Er lag auf dem Bett, immer noch in denselben Klamotten wie gestern. Es war eine Qual, den Kopf vom Kissen zu heben. Keine Ahnung, welche Tageszeit es war, er wusste ja kaum, wo er sich befand.
Als er den Arm ausstreckte und nach dem Wecker tastete, stieß er eine halb volle Bierflasche um. Die braungelbe Flüssigkeit lief auf den Fußboden und wurde sofort vom Flickenteppich aufgesogen. Er fluchte wieder und sank aufs Kopfkissen zurück.
Das unbarmherzige Klopfen hielt unvermindert an.
»Aufhören. Ich komm ja schon.«
Die Worte klangen wie ein Krächzen.
»Jonny.

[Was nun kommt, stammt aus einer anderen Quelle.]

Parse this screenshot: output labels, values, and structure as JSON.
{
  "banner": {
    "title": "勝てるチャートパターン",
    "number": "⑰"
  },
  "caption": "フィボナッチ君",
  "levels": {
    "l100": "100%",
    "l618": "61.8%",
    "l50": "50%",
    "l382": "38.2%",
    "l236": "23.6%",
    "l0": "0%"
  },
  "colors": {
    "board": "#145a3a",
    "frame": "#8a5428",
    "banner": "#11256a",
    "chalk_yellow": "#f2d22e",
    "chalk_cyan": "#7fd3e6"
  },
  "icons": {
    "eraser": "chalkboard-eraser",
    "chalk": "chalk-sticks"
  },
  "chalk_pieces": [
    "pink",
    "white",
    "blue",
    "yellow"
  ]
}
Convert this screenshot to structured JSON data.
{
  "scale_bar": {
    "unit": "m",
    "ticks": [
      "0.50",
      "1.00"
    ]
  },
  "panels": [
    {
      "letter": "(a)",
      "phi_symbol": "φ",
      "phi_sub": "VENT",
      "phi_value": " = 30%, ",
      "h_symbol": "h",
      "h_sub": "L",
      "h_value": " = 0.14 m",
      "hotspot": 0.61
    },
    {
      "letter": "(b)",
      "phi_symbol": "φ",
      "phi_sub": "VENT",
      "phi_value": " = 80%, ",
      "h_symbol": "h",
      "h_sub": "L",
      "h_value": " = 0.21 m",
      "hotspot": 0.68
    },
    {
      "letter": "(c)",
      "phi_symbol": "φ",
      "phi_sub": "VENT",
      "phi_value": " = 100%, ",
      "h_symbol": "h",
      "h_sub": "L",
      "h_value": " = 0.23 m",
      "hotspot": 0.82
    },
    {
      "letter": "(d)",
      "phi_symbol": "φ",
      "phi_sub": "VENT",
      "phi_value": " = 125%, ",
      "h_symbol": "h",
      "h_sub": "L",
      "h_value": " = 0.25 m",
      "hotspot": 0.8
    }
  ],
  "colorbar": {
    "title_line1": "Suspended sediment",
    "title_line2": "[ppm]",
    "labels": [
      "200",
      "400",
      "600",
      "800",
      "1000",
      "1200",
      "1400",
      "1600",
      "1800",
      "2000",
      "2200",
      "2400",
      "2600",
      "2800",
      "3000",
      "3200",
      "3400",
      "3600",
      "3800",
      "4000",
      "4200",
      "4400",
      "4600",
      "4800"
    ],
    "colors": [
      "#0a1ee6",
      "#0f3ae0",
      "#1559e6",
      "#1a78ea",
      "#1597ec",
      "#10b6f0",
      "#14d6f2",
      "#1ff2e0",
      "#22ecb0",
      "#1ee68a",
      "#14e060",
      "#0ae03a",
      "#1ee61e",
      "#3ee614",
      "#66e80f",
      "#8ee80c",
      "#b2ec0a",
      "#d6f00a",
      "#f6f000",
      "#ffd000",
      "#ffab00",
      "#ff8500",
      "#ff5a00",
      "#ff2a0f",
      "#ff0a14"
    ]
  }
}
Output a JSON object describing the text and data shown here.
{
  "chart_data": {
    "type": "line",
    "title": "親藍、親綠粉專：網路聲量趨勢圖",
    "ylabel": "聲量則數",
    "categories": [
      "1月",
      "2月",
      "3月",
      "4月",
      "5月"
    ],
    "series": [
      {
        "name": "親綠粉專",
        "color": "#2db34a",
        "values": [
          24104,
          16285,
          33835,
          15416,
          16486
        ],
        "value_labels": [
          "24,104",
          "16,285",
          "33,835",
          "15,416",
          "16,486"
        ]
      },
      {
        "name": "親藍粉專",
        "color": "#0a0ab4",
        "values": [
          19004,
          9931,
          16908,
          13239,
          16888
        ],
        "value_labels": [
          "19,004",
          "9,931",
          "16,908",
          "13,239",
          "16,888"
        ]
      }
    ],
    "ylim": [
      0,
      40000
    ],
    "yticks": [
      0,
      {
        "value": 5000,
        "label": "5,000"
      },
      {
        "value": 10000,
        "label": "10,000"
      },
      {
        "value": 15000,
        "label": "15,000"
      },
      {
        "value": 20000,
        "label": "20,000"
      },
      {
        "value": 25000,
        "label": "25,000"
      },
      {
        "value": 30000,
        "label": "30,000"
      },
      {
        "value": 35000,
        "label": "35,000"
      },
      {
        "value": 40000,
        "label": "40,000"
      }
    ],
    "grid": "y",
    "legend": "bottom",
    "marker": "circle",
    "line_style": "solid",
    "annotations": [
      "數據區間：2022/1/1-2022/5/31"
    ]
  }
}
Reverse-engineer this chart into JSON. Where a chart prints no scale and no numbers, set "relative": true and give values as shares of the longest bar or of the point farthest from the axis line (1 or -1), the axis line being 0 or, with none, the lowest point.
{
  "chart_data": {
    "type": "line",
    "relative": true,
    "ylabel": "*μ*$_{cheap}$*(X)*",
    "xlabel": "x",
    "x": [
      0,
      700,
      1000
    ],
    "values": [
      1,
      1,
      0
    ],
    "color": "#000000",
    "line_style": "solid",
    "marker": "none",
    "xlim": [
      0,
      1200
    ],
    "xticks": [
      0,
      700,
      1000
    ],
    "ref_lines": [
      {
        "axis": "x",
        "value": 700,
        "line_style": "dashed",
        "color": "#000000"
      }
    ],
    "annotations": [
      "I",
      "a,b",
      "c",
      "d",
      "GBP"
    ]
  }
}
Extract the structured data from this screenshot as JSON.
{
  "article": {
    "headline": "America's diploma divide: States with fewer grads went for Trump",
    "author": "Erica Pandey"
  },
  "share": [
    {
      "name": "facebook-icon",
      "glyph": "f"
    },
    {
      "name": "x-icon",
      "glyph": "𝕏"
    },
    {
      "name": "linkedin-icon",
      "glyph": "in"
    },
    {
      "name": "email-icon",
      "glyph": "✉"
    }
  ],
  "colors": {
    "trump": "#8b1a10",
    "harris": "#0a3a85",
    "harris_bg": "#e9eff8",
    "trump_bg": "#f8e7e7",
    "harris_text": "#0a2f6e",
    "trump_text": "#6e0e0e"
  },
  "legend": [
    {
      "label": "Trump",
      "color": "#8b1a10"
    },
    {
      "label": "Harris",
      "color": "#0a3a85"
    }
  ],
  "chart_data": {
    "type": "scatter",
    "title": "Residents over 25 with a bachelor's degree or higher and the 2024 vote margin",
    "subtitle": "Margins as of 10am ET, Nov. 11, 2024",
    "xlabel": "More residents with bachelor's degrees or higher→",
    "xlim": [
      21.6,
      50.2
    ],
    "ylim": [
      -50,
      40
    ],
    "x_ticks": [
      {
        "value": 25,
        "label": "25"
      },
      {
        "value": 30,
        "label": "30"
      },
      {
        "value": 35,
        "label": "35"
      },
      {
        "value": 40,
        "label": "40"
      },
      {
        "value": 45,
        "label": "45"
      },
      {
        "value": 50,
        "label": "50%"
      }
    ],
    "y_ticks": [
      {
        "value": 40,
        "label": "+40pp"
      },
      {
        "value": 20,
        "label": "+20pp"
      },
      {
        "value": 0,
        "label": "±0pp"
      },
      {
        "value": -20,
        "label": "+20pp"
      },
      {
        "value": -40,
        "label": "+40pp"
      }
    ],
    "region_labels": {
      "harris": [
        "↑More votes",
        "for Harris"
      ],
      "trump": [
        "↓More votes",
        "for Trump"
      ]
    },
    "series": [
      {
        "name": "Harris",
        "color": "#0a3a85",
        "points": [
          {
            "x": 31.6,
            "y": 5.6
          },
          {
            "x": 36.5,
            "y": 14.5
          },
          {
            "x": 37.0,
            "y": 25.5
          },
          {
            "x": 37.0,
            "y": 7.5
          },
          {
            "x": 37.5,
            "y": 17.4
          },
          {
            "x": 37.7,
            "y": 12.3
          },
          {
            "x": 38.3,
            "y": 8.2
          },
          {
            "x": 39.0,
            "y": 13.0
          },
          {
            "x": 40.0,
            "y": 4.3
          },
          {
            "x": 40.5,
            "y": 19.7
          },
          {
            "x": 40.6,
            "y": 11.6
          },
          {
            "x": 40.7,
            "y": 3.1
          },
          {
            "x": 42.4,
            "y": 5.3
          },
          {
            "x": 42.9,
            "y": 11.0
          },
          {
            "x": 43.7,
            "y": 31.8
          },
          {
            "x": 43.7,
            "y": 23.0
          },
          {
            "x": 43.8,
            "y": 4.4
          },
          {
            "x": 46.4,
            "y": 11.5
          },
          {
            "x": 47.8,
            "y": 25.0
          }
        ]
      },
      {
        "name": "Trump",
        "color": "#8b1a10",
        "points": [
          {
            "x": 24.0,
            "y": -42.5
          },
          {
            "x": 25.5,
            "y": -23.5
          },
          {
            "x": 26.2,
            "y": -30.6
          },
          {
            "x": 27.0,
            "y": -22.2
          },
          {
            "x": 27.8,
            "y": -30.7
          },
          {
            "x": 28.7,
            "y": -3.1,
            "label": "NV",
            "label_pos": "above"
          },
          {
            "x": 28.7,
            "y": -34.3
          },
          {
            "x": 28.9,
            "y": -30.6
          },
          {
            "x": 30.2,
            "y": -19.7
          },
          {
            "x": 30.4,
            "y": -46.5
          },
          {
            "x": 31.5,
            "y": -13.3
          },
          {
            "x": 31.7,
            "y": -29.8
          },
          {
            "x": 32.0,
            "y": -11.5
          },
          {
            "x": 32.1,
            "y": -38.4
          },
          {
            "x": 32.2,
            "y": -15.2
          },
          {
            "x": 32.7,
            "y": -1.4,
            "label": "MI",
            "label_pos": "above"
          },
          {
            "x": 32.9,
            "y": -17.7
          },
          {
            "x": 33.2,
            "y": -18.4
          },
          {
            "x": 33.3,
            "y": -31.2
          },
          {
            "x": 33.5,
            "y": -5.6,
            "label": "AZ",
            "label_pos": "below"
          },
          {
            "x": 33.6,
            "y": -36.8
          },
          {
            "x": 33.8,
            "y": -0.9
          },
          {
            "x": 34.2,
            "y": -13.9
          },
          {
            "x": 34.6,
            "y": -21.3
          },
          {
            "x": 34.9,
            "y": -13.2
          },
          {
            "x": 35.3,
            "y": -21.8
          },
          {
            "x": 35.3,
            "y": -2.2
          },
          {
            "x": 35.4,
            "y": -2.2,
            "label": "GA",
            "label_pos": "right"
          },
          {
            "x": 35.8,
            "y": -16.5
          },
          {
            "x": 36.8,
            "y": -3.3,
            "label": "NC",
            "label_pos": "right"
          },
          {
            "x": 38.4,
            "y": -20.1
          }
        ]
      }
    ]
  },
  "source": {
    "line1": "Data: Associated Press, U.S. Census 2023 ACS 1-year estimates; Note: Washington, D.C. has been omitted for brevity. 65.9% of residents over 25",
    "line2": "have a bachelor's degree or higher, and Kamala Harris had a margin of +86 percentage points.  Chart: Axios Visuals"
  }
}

Jonny!« Das war die Stimme seiner Mutter. »Bist du zu Hause?«
»Ja, Mama. Moment.«
Stöhnend setzte er sich auf und schwang die Beine über die Bettkante. Erhob sich unsicher und schwankte zur Haustür. Er öffnete und traf auf den forschenden Blick seiner Mutter. Unwillkürlich fuhr er sich verlegen mit der Hand über die Bartstoppeln.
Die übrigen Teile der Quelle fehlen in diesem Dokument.